Jako trener pierwsze kroki stawiał u boku Guusa Hiddinka na Mistrzostwach Świata we Francji w 1998. Po mistrzostwach został asystentem w FC Barcelonie. W styczniu 2000 objął już jako pierwszy trener Vitesse Arnhem i zdołał się z tym klubem zakwalifikować do rozgrywek Pucharu UEFA. W grudniu 2001 został trenerem Ajaksu Amsterdam. Jednak po słabych występach Ajaksu zarówno w lidze holenderskiej jak i Pucharze UEFA w lutym 2005 roku zrezygnował. Od lata 2005 był trenerem portugalskiego zespołu SL Benfica. Od
2006 do 2007 pracował w PSV Eindhoven. Od 2 listopada 2007 został opiekunem Valencii. 21 kwietnia 2008 został zwolniony z tej funkcji po przegranym 1:5 meczu z Athleticiem Bilbao.

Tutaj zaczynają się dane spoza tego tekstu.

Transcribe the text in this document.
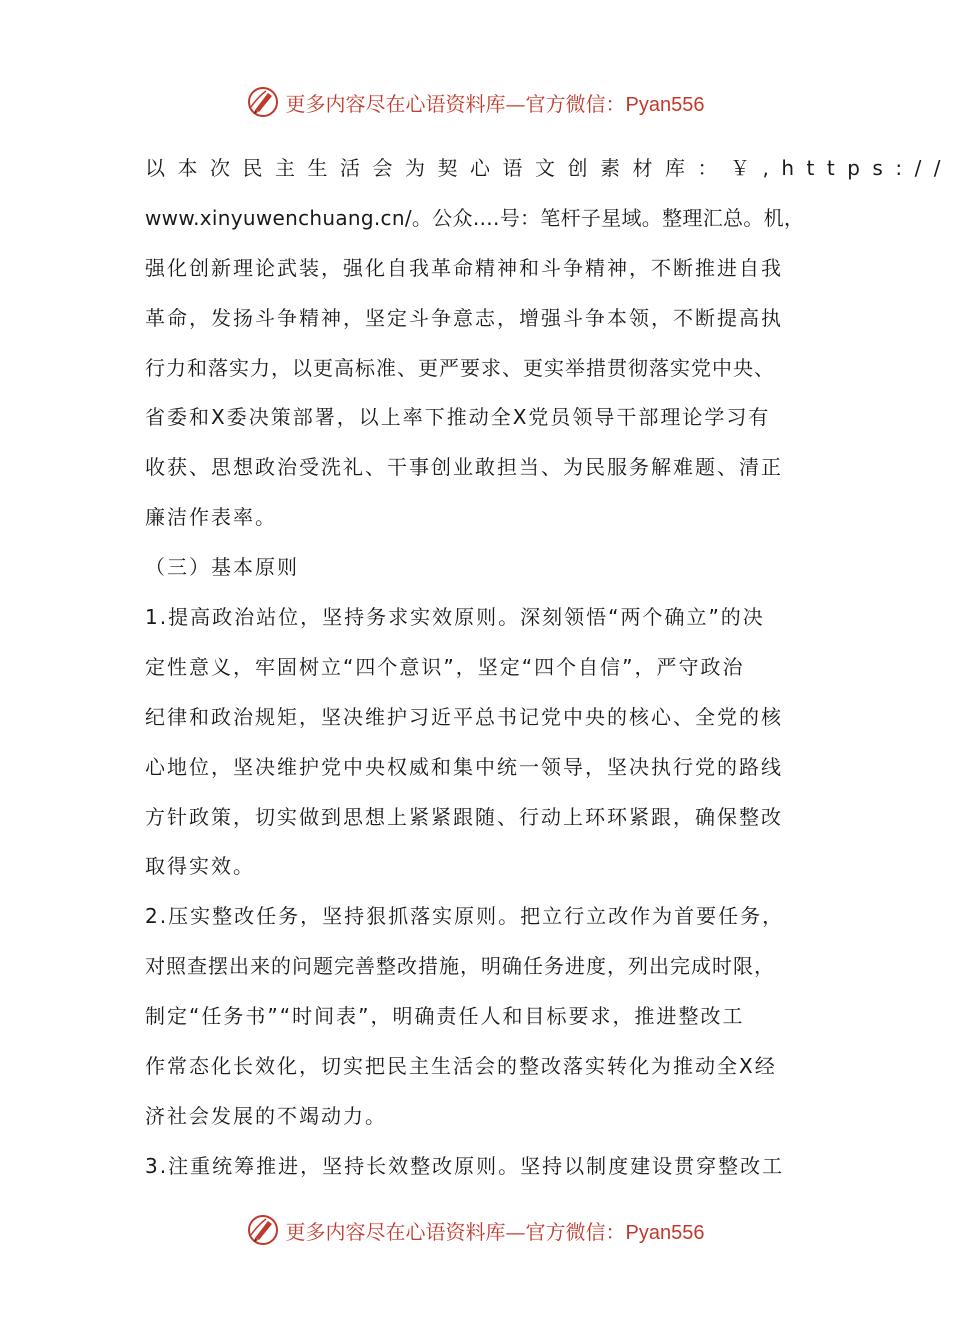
更多内容尽在心语资料库—官方微信：Pyan556
以本次民主生活会为契心语文创素材库：￥,https://
www.xinyuwenchuang.cn/。公众….号：笔杆子星域。整理汇总。机，
强化创新理论武装，强化自我革命精神和斗争精神，不断推进自我
革命，发扬斗争精神，坚定斗争意志，增强斗争本领，不断提高执
行力和落实力，以更高标准、更严要求、更实举措贯彻落实党中央、
省委和X委决策部署，以上率下推动全X党员领导干部理论学习有
收获、思想政治受洗礼、干事创业敢担当、为民服务解难题、清正
廉洁作表率。
（三）基本原则
1.提高政治站位，坚持务求实效原则。深刻领悟“两个确立”的决
定性意义，牢固树立“四个意识”，坚定“四个自信”，严守政治
纪律和政治规矩，坚决维护习近平总书记党中央的核心、全党的核
心地位，坚决维护党中央权威和集中统一领导，坚决执行党的路线
方针政策，切实做到思想上紧紧跟随、行动上环环紧跟，确保整改
取得实效。
2.压实整改任务，坚持狠抓落实原则。把立行立改作为首要任务，
对照查摆出来的问题完善整改措施，明确任务进度，列出完成时限，
制定“任务书”“时间表”，明确责任人和目标要求，推进整改工
作常态化长效化，切实把民主生活会的整改落实转化为推动全X经
济社会发展的不竭动力。
3.注重统筹推进，坚持长效整改原则。坚持以制度建设贯穿整改工
更多内容尽在心语资料库—官方微信：Pyan556
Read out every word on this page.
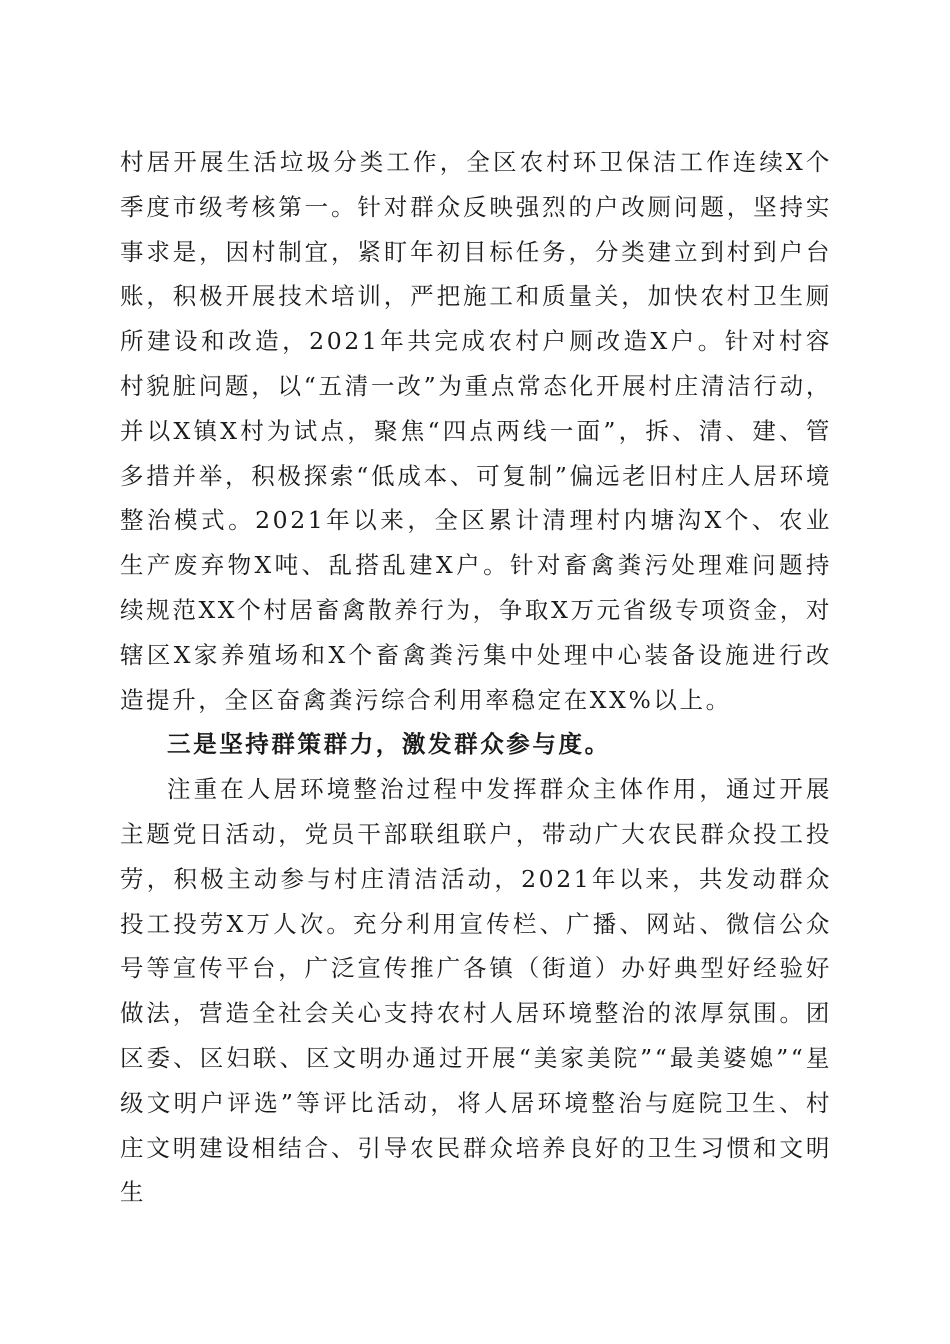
村居开展生活垃圾分类工作，全区农村环卫保洁工作连续X个季度市级考核第一。针对群众反映强烈的户改厕问题，坚持实事求是，因村制宜，紧盯年初目标任务，分类建立到村到户台账，积极开展技术培训，严把施工和质量关，加快农村卫生厕所建设和改造，2021年共完成农村户厕改造X户。针对村容村貌脏问题，以“五清一改”为重点常态化开展村庄清洁行动，并以X镇X村为试点，聚焦“四点两线一面”，拆、清、建、管多措并举，积极探索“低成本、可复制”偏远老旧村庄人居环境整治模式。2021年以来，全区累计清理村内塘沟X个、农业生产废弃物X吨、乱搭乱建X户。针对畜禽粪污处理难问题持续规范XX个村居畜禽散养行为，争取X万元省级专项资金，对辖区X家养殖场和X个畜禽粪污集中处理中心装备设施进行改造提升，全区奋禽粪污综合利用率稳定在XX%以上。

三是坚持群策群力，激发群众参与度。

注重在人居环境整治过程中发挥群众主体作用，通过开展主题党日活动，党员干部联组联户，带动广大农民群众投工投劳，积极主动参与村庄清洁活动，2021年以来，共发动群众投工投劳X万人次。充分利用宣传栏、广播、网站、微信公众号等宣传平台，广泛宣传推广各镇（街道）办好典型好经验好做法，营造全社会关心支持农村人居环境整治的浓厚氛围。团区委、区妇联、区文明办通过开展“美家美院”“最美婆媳”“星级文明户评选”等评比活动，将人居环境整治与庭院卫生、村庄文明建设相结合、引导农民群众培养良好的卫生习惯和文明生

Jak widać trenerem jest dużo gorszym niż piłkarzem. Można powiedzieć, że wręcz fatalnym. Próbował z sześcioma klubami i tylko w Holandii udało mu się sięgnąć po mistrzostwo. Jednak te sukcesy nie wynikały z jego dobrych umiejętności trenerskich, tylko ze słabej konkurencji w lidze i obecności w klubach, w któryc trenowali najlepsi piłkarze w Eredivisie . Według mnie Koeman to nie jest właściwy człowiek na tym stanowisku. Przed nim bardzo trudne zadanie – obronienie mistrzostwa kraju, a także poprowadzenie zespołu w Champions League. Sądzę, że sobie nie poradzi i nic, tylko czekać, kiedy zostanie zwolniony. Jedyna zagadka brzmi, kiedy to nastąpi i czy dotrwa do końca rozgrywek. Pierwsze trofeum z nowym klubem już zdobył. Poprowadził AZ do zwycięstwa w Superpucharze Holandii. Miłe złego początki…

Drużynę 21 – krotnego mistrza Holandii, czyli PSV, objął Holender Fred Rutten. Zastąpił on na tym stanowisku Huuba Stevensa, który odszedł do austriackiego Red Bull Salzburg. W poprzednim sezonie nie powiodło się Ruttenowi w niemieckim Schalke O4. W Eindhoven wcześniej już szkolił drużyny młodzieżowe, dlatego cieszy się dobrą marką. Jeżeli sprawi, że PSV odzyska tytuły i pokaże coś więcej w Europie będzie to duża zasługa jego starszego, bardziej utytułowanego i w ogóle najlepszego holenderskiego trenera Guusa
Hiddinka, u którego boku (podobnie jak Koeman) uczył się zawodu trenera.

Także Ajax ma nowego coacha. W Amsterdamie, również jak w poprzednich dwóch przypadkach, zatrudniono Holendra. A mianowicie Martina Jola. To były obrońca i pomocnik z równie bogatą przeszłością co Koeman. Urodził się 16 stycznia 1956 roku w Hadze. Karierę rozpoczynał w miejscowym ADO Den Haag. Potem grał w Bayernie Monachium, Twente Enschede (z którym triumfował w Eredivisie), West Bromwich Albion, Coventry City (grając w tym klubie zdobył wyróżnienie piłkarza roku w Holandii w 1985) i ponownie w zespole z Hagi, gdzie postanowił zawiesić buty na kołku. W reprezentacji zagrał tylko trzy razy.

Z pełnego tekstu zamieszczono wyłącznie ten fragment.